Craw: <cichutkim głosem> według Morfa... Ale ostrzegam, że ja mam tylko podręcznik podstawowy, i raczej bliskie zeru doświadczenie jako MG w tym świecie (nie pisałbyś się na MG na czas pojedyńczej sesji, żebym zobaczył kogoś doświadczonego w akcji??) i pytanie z gatunku rzeczywistych - jaka okolica Silesii?? Bo jak w miarę blisko Wrocka to bym chętnie Drogę Smoka pożyczył
What doesn't kill you, just makes you... Stranger.
But above all - I feel I'm still on my long trip to nothingness.
BlindKitty: Hmm... Wygląda na to, że póki co masz dwóch graczy, Kochanie Zobaczymy co dalej... Heh... Chyba znów nie uda nam sie zagrać razem... <mruczy coś pod nosem niezadowolona z takiego obrotu sprawy>
Szkoda Hm, Wilczku, po siedem złotych od łebka trzeba będzie wyegzekwować na własny egzemplarz ale nic to hm, dam im jeszcze 24h, jak do tego czasu nikt się nie zgłosi, to robimy sesję z dwójką graczy
What doesn't kill you, just makes you... Stranger.
But above all - I feel I'm still on my long trip to nothingness.
Widze malo chetnych :/ Tak czy inaczej, jesli nadal chcesz prowadzic, zaraz zabiore sie za tworzenie postaci.
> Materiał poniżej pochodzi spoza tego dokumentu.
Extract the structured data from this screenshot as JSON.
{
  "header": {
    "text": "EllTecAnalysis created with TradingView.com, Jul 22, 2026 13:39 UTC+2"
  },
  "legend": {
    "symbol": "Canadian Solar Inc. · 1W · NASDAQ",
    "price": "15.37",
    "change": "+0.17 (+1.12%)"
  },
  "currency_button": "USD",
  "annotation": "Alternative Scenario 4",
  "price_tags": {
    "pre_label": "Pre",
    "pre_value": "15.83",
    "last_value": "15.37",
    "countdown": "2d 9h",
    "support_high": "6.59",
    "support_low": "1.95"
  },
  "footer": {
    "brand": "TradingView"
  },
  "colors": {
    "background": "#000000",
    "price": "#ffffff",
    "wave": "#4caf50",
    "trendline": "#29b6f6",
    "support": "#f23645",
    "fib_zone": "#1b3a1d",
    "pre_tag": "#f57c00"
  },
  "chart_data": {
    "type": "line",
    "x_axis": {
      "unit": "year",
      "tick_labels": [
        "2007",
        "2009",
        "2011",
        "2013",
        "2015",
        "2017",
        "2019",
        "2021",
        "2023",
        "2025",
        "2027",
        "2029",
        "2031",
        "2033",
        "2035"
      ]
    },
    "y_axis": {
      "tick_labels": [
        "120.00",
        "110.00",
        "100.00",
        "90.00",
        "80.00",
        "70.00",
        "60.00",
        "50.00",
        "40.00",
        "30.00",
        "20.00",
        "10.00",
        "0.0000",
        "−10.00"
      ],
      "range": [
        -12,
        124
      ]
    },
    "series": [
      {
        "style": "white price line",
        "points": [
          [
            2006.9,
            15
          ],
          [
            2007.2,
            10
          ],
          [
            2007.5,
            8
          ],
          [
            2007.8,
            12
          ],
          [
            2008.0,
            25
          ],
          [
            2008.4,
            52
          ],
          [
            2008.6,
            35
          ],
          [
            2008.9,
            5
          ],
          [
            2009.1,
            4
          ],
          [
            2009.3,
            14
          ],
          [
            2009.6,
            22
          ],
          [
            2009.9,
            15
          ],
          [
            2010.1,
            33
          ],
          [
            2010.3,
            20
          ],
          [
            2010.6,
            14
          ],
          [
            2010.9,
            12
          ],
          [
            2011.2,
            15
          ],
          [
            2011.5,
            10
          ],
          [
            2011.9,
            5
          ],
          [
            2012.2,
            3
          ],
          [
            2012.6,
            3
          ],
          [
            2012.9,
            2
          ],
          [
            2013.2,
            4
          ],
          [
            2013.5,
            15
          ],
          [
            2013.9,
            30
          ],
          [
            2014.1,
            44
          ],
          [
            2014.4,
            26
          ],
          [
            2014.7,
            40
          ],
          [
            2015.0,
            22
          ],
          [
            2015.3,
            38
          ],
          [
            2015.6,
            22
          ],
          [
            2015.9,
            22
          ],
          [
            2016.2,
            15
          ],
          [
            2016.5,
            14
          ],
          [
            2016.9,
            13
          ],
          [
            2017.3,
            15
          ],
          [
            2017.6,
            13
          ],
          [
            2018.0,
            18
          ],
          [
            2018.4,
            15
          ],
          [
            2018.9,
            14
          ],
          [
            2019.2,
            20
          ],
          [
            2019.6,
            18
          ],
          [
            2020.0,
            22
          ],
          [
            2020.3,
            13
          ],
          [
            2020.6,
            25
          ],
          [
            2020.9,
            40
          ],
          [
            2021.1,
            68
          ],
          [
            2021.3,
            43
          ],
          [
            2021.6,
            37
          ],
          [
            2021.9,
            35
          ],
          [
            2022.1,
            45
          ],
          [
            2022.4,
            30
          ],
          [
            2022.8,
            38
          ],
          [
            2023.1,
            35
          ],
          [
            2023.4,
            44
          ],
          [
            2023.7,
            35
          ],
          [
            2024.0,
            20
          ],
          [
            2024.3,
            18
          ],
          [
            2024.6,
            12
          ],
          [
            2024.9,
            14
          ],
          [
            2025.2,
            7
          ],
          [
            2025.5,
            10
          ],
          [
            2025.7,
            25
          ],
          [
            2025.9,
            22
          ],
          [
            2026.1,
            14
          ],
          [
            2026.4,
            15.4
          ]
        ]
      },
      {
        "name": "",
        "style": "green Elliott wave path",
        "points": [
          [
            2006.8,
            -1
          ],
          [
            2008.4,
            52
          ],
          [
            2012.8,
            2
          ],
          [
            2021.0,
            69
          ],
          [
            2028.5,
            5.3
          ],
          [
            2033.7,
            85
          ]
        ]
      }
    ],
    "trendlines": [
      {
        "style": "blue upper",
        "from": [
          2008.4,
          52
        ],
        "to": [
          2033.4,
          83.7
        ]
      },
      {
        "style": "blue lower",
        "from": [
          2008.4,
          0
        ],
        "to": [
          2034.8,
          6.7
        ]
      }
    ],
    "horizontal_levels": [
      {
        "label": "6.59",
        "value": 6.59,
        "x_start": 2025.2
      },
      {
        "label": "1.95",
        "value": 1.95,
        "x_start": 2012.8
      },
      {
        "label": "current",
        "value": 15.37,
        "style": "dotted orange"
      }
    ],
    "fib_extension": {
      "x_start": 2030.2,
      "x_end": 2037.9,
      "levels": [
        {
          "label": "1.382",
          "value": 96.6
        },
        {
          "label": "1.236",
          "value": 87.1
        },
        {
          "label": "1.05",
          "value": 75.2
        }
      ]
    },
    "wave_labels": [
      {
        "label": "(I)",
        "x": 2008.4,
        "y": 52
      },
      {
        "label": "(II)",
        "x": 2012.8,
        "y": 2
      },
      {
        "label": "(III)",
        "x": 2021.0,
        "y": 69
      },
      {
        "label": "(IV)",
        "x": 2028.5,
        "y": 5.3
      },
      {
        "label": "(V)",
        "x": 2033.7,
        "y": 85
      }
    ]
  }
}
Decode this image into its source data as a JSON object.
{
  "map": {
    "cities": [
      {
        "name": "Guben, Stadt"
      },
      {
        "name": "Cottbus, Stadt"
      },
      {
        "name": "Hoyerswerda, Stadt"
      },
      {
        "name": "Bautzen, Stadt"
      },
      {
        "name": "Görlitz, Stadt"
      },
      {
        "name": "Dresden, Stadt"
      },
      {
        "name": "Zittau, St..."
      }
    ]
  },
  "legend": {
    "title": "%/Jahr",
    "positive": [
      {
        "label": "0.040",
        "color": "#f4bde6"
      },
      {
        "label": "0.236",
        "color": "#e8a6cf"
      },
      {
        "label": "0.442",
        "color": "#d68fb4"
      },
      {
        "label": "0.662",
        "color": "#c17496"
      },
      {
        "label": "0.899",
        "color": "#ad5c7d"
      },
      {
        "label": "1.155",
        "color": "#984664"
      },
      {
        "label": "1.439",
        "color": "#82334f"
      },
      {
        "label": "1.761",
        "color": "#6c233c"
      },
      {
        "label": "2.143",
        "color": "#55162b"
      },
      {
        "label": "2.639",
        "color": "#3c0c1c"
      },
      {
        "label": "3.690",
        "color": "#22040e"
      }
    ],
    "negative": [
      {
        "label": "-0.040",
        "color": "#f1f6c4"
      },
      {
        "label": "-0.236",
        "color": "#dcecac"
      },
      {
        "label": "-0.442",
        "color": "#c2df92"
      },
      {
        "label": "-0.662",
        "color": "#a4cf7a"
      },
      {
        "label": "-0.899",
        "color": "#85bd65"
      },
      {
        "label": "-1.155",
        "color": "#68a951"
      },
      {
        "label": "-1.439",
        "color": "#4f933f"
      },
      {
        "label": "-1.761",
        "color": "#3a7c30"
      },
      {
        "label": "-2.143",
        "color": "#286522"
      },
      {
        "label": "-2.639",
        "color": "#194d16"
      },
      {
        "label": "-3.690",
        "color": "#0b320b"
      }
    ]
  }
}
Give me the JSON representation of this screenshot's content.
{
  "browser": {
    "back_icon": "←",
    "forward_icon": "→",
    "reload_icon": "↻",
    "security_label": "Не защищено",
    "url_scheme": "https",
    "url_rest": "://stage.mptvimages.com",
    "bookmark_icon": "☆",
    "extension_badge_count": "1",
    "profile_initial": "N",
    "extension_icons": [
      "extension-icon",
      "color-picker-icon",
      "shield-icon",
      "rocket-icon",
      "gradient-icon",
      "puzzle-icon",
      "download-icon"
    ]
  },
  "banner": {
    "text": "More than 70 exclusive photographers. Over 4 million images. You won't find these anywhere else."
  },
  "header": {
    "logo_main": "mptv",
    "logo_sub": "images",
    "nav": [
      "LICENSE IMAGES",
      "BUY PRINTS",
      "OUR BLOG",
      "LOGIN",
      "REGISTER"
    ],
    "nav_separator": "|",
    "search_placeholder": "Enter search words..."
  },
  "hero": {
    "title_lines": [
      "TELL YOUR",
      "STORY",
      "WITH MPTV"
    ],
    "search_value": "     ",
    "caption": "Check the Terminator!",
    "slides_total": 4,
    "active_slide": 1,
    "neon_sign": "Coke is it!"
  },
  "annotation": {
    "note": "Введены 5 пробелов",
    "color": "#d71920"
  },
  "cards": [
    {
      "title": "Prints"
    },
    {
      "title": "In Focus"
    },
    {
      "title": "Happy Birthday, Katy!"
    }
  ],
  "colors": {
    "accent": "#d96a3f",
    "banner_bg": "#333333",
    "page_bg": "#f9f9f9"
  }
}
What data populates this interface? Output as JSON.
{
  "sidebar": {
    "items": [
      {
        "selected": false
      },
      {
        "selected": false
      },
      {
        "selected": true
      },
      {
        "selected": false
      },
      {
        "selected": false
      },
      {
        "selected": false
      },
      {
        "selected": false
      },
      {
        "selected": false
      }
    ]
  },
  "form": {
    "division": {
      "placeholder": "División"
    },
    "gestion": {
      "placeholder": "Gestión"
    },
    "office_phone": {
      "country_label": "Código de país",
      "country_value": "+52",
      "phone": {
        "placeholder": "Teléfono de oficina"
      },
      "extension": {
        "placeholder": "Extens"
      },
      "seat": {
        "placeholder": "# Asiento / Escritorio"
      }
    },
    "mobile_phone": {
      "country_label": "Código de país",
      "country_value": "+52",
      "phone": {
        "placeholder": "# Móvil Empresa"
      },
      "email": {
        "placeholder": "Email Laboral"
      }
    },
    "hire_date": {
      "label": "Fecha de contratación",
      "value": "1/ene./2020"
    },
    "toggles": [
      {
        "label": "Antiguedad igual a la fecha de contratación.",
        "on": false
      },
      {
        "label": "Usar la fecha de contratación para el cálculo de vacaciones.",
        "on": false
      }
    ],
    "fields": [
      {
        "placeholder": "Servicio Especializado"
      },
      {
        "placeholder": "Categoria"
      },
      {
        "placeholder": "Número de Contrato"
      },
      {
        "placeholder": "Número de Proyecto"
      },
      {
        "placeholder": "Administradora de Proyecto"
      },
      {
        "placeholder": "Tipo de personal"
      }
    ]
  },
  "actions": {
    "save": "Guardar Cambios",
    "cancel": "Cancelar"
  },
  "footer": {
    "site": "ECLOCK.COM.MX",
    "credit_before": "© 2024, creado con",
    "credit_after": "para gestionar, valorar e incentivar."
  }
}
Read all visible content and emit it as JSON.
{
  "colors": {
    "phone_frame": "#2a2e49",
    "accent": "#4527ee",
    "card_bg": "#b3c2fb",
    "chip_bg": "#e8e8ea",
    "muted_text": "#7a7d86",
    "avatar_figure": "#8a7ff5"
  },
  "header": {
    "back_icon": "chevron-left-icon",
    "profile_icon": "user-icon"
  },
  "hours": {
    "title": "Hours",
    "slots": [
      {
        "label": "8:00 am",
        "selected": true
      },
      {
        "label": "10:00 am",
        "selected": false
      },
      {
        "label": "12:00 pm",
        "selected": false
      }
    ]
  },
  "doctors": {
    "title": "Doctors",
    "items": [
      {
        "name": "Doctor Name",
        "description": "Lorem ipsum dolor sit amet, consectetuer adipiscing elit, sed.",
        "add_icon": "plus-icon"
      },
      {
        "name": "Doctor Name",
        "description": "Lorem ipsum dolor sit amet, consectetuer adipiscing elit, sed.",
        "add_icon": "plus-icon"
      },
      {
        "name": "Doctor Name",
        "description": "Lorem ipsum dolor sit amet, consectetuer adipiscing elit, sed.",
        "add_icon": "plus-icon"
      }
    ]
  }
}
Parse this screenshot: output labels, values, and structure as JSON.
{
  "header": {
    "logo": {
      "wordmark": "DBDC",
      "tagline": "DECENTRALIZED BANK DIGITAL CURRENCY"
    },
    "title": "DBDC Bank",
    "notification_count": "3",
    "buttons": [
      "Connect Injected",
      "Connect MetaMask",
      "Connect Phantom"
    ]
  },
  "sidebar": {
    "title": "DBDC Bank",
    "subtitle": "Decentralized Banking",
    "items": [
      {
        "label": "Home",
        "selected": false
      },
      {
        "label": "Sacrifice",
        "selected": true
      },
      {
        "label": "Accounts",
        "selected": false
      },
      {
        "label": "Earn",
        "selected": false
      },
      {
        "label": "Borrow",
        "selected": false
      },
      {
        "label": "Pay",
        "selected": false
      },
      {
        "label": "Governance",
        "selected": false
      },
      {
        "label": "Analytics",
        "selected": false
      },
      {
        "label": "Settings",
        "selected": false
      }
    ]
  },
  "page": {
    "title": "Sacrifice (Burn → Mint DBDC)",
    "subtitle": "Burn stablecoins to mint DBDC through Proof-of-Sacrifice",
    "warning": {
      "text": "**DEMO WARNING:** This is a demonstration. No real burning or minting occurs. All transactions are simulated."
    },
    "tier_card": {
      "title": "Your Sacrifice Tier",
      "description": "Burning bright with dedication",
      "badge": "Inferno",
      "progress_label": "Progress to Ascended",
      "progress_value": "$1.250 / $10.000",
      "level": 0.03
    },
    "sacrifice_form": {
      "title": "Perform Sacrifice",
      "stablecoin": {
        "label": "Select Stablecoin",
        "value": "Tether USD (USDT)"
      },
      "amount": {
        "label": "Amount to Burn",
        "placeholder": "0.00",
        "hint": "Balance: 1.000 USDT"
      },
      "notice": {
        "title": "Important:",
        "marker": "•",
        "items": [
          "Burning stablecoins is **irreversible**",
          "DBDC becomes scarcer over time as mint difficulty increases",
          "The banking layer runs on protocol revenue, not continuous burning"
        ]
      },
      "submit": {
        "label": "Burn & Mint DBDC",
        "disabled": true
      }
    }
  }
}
Bedzie to szermierz od Zurawi, czyli standard ^_^
Poprowadzę, poprowadzę. Może się ktoś jeszcze kiedyś przekona do grania w L5K Hm, Żuraw? Let it be, jak mawiają Brytole - Wilczku, masz podręcznik, twórz Żurawia A ja w takim razie zabieram się za przygotowanie psychiczne do prowadzenia tego bajzlu Wystartujemy jutro około 1900 - 2000 czasu lokalnego
What doesn't kill you, just makes you... Stranger.
But above all - I feel I'm still on my long trip to nothingness.
Wiem że ble, ale już jednej drużynie klan wybierałaś Zresztą, zawsze zostaje Uczeń Innej Szkoły, albo co takiego Tylko szkoda że nie będę mógł tutaj zastosować Kakashiego, będzie trzeba stworzyć kolejnego NPC
What doesn't kill you, just makes you... Stranger.
But above all - I feel I'm still on my long trip to nothingness.
Tak, cała ekipa z jednego klanu. Historia postaci niech będzie, ale stosunkowo krótka - macie około 17 - 18 lat, jesteście rok, dwa, najwyżej trzy po ceremoni gempukku i trzeba mniej więcej opisać co się z wami działo od czasu gempukku. Jak ktoś chce coś więcej o dzieciństwie, nauce w szkole etc., to też można, ale nie będę tego wymagał Tym razem
What doesn't kill you, just makes you... Stranger.
But above all - I feel I'm still on my long trip to nothingness.
Ja się piszę. Dzięki blind za zaproszenie. Postaram się nadrobic zaległości od nie grania w rpg przez jakieś pół roku. Pamietasz sesje z tamtym mg( ), z którym mielismy do czynienia?